Midpoint Recoding – The Data Story Guide

Many questions in surveys present ranges (e.g., 18 to 24). Midpoint recoding is a technique for converting the resulting categorical variables into numeric variables, by replacing their brackets (i.e., minimum and maximum values) with ranges. This article presents an example and discusses the four key issues that need to be solved: selecting a midpoint for a bracket, selecting a midpoint for a bottom bracket, selecting a midpoint for the top bracket, and selecting a value for non-numeric categories such as Don't Know.

Example

As an example, consider the table below which shows household income brackets (also known as bands). The number of categories makes it impractical to use this table in a crosstab, and one fix for this is to recode the data as a numeric variable so that we can compare average income.

Selecting a midpoint for a range

Consider the range of $150,000 to $199,999. The midpoint is ($150,000 + $199,999) / 2 = $174,999.50.

Although this midpoint is technically correct, it is not the most accurate estimate of the average income of people in the $150,000 to $199,999 income bracket. To see this, look at the chart below, where the area of each column is proportional to the percentage of data in each income bracket. Looking at the income bracket of 150000 to 200000, we can see that the height of this is much smaller than the categories to the left. This tells us that people in this income band are more likely to have incomes closer to $150,000 than to $199,999. Consequently, a better value to use to represent the category may be, say, $160,000.

Although one can spend many hours coming up with better estimates than the midpoint, the good news is that it virtually never makes any difference.
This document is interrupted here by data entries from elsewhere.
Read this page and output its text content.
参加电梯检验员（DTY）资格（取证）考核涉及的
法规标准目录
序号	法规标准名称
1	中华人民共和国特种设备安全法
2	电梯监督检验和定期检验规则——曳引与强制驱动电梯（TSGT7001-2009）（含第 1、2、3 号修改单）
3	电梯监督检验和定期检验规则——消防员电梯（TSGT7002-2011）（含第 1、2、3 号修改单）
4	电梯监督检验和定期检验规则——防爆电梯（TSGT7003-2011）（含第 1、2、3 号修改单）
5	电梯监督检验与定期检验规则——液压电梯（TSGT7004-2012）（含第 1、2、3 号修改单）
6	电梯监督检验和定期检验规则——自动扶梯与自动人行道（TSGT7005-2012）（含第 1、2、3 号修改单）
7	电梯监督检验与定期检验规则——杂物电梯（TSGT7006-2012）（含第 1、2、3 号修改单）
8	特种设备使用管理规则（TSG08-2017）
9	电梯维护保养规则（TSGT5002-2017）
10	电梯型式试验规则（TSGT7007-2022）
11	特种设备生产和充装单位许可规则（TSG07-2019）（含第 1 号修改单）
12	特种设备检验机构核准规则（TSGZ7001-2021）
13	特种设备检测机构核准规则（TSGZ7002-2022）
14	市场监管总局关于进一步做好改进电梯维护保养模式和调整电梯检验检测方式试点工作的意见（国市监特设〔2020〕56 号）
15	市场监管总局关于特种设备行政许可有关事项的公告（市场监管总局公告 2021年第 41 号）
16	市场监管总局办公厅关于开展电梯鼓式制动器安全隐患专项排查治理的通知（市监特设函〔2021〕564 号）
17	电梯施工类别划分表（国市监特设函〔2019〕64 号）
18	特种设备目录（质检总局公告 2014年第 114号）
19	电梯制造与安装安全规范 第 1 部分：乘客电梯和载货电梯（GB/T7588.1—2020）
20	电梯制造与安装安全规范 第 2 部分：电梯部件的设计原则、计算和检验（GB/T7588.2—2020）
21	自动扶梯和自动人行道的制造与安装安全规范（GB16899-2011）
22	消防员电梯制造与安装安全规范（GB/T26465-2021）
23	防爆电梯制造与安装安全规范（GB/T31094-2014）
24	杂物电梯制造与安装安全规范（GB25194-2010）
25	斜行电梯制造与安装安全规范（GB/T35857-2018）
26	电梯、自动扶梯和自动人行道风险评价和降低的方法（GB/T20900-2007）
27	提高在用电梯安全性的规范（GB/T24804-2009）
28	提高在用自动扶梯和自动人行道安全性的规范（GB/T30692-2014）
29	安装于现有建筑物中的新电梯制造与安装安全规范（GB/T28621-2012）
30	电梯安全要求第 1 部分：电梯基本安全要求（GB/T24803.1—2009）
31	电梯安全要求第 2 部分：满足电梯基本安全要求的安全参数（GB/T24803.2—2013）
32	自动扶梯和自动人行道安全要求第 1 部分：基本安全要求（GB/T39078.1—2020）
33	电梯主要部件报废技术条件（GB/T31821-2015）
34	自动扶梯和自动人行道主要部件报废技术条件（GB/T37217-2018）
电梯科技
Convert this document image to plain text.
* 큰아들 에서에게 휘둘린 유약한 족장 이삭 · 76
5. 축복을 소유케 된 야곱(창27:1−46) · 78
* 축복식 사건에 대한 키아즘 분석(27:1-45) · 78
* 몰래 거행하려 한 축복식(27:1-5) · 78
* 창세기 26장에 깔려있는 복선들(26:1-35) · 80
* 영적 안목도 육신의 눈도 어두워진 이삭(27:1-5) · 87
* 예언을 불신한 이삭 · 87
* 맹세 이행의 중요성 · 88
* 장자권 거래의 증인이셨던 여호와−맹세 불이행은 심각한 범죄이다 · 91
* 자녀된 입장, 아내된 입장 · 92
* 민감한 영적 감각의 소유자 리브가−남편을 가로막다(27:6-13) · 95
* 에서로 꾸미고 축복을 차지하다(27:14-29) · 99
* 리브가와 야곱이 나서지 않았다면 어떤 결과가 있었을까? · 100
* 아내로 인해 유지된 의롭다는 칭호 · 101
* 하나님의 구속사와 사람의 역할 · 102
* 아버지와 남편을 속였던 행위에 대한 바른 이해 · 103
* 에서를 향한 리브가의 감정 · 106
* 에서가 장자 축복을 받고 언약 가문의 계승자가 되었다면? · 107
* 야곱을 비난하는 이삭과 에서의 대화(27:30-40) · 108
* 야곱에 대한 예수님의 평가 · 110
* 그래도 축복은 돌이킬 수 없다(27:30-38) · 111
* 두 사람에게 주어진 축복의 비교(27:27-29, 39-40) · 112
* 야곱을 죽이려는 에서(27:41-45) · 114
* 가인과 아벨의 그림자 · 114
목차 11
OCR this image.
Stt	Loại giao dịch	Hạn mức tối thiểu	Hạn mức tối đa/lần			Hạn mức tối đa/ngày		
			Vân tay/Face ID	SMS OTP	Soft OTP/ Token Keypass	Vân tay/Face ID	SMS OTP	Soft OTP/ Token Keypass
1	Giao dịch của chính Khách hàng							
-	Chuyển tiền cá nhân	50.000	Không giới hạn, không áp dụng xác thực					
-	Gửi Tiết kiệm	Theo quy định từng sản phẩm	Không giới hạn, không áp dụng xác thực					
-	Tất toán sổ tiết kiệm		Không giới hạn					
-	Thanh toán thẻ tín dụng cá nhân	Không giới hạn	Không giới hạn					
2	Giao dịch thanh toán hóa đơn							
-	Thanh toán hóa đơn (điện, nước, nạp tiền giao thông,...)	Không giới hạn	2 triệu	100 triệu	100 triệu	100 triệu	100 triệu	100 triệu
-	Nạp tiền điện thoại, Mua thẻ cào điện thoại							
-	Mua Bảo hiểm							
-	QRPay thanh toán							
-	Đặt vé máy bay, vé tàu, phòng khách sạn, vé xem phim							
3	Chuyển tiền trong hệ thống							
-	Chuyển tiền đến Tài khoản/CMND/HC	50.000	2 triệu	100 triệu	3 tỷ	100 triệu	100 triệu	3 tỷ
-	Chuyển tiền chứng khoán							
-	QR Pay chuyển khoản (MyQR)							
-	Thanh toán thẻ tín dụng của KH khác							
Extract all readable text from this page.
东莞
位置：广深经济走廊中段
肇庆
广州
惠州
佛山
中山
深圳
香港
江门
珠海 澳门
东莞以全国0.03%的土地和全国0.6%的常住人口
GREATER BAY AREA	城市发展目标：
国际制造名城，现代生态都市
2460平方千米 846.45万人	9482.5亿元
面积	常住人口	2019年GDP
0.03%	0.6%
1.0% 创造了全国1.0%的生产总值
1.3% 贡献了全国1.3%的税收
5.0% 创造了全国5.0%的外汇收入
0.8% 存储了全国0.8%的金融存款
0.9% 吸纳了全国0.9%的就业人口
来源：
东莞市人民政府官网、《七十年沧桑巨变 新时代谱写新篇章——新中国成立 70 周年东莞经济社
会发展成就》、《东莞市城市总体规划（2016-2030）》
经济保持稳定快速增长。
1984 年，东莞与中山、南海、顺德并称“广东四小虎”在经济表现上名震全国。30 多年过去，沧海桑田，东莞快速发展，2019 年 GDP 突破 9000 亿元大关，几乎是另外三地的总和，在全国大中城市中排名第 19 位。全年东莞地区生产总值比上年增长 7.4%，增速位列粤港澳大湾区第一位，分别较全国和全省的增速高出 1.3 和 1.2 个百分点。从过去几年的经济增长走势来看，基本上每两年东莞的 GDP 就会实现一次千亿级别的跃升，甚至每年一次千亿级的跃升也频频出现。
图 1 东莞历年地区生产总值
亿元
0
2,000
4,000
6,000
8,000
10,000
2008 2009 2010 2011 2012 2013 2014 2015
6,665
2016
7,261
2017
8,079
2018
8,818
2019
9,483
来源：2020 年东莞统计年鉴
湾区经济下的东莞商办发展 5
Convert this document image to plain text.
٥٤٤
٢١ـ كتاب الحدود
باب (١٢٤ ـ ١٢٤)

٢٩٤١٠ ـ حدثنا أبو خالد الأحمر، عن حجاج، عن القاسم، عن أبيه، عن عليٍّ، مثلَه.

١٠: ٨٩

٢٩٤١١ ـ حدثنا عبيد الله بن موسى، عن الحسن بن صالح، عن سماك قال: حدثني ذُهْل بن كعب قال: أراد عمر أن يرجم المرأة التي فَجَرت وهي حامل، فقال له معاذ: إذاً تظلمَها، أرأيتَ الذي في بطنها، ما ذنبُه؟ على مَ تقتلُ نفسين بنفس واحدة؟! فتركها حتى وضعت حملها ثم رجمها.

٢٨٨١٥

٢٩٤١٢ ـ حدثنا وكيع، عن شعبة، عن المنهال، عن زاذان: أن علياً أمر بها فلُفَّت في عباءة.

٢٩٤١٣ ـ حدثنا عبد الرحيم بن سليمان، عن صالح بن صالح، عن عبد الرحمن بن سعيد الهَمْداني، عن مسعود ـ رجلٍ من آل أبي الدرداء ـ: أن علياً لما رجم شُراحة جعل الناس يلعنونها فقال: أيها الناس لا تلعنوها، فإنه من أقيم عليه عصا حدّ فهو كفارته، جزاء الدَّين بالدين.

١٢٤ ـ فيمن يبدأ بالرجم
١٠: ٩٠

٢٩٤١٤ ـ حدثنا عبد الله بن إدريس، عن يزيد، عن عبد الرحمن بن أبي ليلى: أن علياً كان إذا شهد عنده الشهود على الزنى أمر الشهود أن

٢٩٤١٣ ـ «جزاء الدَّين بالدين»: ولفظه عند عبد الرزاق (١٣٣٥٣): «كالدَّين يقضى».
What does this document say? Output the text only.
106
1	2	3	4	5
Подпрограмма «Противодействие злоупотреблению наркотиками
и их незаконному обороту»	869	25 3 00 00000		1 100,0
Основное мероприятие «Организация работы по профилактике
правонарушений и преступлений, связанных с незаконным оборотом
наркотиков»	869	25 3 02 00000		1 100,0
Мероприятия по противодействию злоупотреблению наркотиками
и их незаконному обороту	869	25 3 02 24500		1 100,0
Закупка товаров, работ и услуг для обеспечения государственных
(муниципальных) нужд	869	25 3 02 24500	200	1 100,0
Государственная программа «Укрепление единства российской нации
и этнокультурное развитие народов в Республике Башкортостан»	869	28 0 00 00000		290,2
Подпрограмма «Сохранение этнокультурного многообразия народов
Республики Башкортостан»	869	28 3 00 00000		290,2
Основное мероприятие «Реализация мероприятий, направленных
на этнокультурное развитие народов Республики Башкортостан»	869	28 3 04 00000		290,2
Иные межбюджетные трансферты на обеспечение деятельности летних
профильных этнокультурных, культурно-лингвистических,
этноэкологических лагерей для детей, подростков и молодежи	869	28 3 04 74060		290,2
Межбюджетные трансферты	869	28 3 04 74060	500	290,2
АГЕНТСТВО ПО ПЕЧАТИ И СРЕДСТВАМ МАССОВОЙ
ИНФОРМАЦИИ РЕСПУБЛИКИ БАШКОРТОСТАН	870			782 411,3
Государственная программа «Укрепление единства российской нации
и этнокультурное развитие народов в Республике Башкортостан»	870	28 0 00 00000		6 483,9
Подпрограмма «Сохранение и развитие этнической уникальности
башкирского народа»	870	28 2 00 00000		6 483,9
The reason for this is that provided that you choose a value that is within the bracket, the difference between this value and the values in the other brackets remains relatively unchanged, and it is this relative difference that drives most key conclusions that will be reached when analyzing the recoded data. If this argument is not persuasive to you, you should just experiment by using alternative values and you will observe that relativities virtually never change.

Selecting a midpoint for the bottom bracket

The bracket of $0 to $1,000 is a special bracket in terms of assigning a midpoint. There is a good chance that people in this bracket actually have an income of $0. Unless the category is particularly large (e.g., 30% or more of the sample), we can likely just use the midpoint for the reason described in the previous section. Failing that, some guestimation is required.

Selecting a midpoint for the top category

With top categories, such as $200,000 or over, calculation of the midpoint is more challenging. There are people who earn billions of dollars in a year, and using this as the upper range is guaranteed to cause problems (see Model-Based Outlier Detection). Furthermore, following the reasoning in the earlier discussion of $150,000 to $199,999, it is likely that most people in the $200,000 or over category are closer to $200,000 than a billion.

A simple approach to this problem is to use the category below the top category, and add the distance between its midpoint and upper bound to the lower bound of the top bracket. In this example, the lower bracket is $150,000 to $199,999, its midpoint is $174,999.50, and so the difference between the midpoint and upper bound is $24,999.50. Therefore, the value for $200,000 or over becomes $200,000 + $24,999.50 = $224,999.50.

If the ultimate goal is to estimate the average income, this simple approach will likely lead to an underestimate, as it ignores the billionaires. However, if the goal is to estimate the average income, a survey is unlikely to be an appropriate methodology, as the chance that a billionaire is selected and chooses to participate in the study is small.

Midpoints for non-numeric brackets

Often questions that use brackets also contain non-numeric categories. The most common ones and the way to deal with them are:

Don't know: It is usually appropriate to code the value to a missing value.
Refuse to respond: It is usually appropriate to code the value to a missing value.
Not applicable: It can be appropriate to code the value to a 0. For example, if the person has no income, then $0, rather than a missing value is more appropriate.